A prior art air sampler device 5 is shown in FIGS. 1(a), (b), which is offered by Veltek Associates, Inc. The assembled air sampler device 5 includes a top plate 10 with holes 11 and a bottom plate 14. The top plate 10 has a flat section and an outer side. The flat section forms the top surface of the top plate 10 and extends substantially horizontally when in use. The openings pass through the flat section. The outer side extends downward to be substantially orthogonal to the flat section. The outer side has a single uniform thickness that extends the entire circumference of the top plate 10. The outer surfaces of the top plate 10 and the bottom plate 14 are flat and smooth. The bottom plate 14 is sized and shaped substantially the same as the top plate 10. Though the device 5 is shown as circular, other shapes may be used.
In operation, the top plate 10 is removed, a Petri dish is placed on the bottom plate 14, and the top plate 10 is replaced on the bottom plate 14. A vacuum tube is attached to the air port 22. Air is then sucked in through the holes 11 in the top plate 10, so that the air strikes a test medium contained in a Petri dish, which is inside the air sampler device 5 between the top plate 10 and the bottom plate 14. The air exits through the air port 22 and vacuum tube. At the end of the testing period, the top plate 10 is again taken off of the bottom plate 14, the Petri dish is removed, and the top plate 10 is replaced. The Petri dish can then be analyzed to determine the level of cleanliness of the clean room.

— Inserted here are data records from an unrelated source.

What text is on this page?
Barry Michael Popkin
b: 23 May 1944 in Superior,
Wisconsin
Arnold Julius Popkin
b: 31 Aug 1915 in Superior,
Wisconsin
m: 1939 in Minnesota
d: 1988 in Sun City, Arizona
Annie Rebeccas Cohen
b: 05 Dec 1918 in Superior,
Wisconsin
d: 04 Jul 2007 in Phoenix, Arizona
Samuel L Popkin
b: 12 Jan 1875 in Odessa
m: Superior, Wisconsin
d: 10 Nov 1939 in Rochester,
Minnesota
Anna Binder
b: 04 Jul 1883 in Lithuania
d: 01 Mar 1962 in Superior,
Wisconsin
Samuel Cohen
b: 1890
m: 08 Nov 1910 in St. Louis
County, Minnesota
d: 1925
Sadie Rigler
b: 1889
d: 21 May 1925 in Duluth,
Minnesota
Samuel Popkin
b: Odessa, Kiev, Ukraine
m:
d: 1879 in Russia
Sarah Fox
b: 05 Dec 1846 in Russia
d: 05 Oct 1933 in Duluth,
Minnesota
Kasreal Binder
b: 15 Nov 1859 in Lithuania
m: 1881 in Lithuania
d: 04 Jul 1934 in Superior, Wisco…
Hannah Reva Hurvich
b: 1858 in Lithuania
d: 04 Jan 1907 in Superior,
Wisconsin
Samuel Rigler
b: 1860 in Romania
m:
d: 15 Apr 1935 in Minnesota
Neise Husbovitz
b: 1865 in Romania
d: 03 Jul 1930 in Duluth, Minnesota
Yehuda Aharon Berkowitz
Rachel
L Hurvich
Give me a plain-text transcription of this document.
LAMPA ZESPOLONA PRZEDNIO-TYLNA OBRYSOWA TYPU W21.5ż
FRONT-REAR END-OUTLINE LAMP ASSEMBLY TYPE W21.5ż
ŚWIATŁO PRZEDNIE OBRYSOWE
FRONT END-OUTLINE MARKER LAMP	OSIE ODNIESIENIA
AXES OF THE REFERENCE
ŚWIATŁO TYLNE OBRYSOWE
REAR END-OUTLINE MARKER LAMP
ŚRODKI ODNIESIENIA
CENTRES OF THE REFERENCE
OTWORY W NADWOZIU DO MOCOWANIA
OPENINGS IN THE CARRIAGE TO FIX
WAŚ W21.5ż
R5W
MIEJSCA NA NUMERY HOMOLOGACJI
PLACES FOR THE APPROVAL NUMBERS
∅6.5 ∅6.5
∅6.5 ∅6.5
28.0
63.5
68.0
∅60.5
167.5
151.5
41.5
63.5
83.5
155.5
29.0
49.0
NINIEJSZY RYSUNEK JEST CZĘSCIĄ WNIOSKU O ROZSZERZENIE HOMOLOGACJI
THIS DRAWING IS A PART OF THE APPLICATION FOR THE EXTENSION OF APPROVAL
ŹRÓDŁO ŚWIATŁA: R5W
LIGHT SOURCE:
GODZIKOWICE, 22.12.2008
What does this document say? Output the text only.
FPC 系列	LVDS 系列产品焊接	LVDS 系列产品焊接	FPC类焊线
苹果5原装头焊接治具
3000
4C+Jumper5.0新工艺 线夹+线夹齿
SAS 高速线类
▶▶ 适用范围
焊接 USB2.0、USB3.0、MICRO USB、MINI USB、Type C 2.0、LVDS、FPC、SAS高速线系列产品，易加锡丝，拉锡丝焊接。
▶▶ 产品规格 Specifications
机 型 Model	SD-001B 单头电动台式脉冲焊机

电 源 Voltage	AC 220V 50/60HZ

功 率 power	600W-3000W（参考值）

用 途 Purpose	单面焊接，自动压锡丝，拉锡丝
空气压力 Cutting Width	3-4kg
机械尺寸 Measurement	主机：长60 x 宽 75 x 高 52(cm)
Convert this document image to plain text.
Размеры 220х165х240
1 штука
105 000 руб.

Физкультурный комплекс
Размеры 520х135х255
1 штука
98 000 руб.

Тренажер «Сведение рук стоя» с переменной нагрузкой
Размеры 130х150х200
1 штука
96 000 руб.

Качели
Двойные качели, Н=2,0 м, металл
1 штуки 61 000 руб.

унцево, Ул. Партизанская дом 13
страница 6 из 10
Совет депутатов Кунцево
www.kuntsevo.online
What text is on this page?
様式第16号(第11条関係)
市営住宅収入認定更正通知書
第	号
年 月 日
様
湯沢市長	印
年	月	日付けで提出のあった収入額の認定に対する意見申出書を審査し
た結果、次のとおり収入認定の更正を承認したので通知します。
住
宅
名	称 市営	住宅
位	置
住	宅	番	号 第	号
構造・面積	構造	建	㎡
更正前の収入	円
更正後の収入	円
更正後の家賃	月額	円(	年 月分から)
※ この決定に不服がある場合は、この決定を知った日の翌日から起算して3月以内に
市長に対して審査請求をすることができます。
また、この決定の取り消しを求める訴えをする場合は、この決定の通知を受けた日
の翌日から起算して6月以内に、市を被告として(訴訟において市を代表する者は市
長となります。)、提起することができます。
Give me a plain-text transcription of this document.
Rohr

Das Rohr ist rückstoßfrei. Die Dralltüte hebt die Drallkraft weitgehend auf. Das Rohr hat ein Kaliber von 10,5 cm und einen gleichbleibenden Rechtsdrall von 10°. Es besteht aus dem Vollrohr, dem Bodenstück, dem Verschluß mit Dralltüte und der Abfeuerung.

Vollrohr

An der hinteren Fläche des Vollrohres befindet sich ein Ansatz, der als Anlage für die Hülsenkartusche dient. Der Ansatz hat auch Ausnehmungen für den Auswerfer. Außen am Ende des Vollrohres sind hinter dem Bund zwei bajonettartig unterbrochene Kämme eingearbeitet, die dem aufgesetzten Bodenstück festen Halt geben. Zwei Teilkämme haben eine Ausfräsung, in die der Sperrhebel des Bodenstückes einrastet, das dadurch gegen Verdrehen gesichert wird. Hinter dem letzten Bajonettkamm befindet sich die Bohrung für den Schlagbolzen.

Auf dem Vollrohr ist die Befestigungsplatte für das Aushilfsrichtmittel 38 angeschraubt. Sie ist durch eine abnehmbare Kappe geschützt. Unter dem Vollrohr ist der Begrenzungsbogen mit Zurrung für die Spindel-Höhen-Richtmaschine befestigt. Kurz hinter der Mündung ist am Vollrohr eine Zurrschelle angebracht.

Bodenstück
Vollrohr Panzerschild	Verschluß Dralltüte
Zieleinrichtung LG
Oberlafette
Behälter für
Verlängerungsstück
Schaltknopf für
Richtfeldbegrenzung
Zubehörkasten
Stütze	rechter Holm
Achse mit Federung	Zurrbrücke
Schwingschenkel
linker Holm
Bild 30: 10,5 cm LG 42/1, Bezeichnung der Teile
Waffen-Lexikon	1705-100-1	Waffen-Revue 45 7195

The entire device 5 is metal so that the device 5 can be sterilized by heat, steam, Vaporized Hydrogen Peroxide (VHP) or Ethylene Oxide (ETO). The Petri dish has a diameter of about 3.5 inches. The top plate 10 has an outer diameter of 4.5 inches. There are twelve holes 11 positioned within about a circular area having a 3 inch diameter, and each hole 11 has a diameter of about 0.5 inches.
However, the sides of the top plate 10 are smooth and the top plate 10 is relatively heavy, specifically, 1 pound, 4.2 ounces. Consequently, the top plate 10 can be difficult to grasp by a person inside the clean room who is wearing gloves.